OCU100 is a biologic drug candidate that Ocugen is preparing to enter human clinical trials as a treatment for retinitis pigmentosa (RP), a form of degenerative eye disease that causes progressive vision impairment and blindness, usually by the time the individual reaches their 40s. RP is a relatively rare disease with no treatment options to slow or stop the cellular damage to the retina, which is why OCU100 was granted Orphan Drug Designation by the U.S. FDA and the European Medicine’s Agency (EMA) for this indication.
OCU100 is a stablized synthetic protein based on the ocular transcription factor lens epithelium-derived growth factor (LEDGF), which is naturally expressed in the retina and broadly promotes cellular survival in response to cellular stress. Treatment with OCU100 has been shown to rescue photoreceptor function and morphology in well-established models of retinal degeneration, which means OCU100 may have a protective effect for a variety of retinal degenerative disorders in addition to RP. Follow-on indications may include geographic atrophy (advanced dry-AMD), and orphan diseases Leber’s congenital amaurosis and Stargardt’s disease.
Ocugen is completing preclinical studies and expects to begin a Phase 1 clinical trial in RP patients in 1H2019. OCU100 may also be eligible for FDA Fast Track and Breakthrough status, which may accelerate its pathway to potential approval for treating RP.
About Retinitis Pigmentosa
RP is a degenerative eye disease with multiple primary and secondary causes.
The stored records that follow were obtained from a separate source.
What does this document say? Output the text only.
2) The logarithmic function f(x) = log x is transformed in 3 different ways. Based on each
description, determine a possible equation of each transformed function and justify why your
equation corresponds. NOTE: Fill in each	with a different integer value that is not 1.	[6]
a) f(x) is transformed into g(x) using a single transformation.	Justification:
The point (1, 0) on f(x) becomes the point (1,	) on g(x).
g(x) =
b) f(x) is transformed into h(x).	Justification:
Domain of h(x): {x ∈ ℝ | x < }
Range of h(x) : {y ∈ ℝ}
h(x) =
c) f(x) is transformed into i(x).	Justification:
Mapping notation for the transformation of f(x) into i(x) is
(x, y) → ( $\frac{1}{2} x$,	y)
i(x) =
Inherited genetic mutations to one of more than 70 different genes have been linked to RP, making it the most common form of inherited retinal degeneration and blindness in the U.S. (~100,000 U.S. patients; 1.5 million globally). RP can be diagnosed as early as infancy and the disease is characterized by the progressive impairment and loss of photoreceptor cells in the retina. As different types of photoreceptors and other retinal cells are affected, patients may experience decreased night vision, photophobia, blurred vision, progressive “tunnel” vision, and eventually complete blindness. There are currently no approved therapies for RP, highlighting the medical need for new therapies.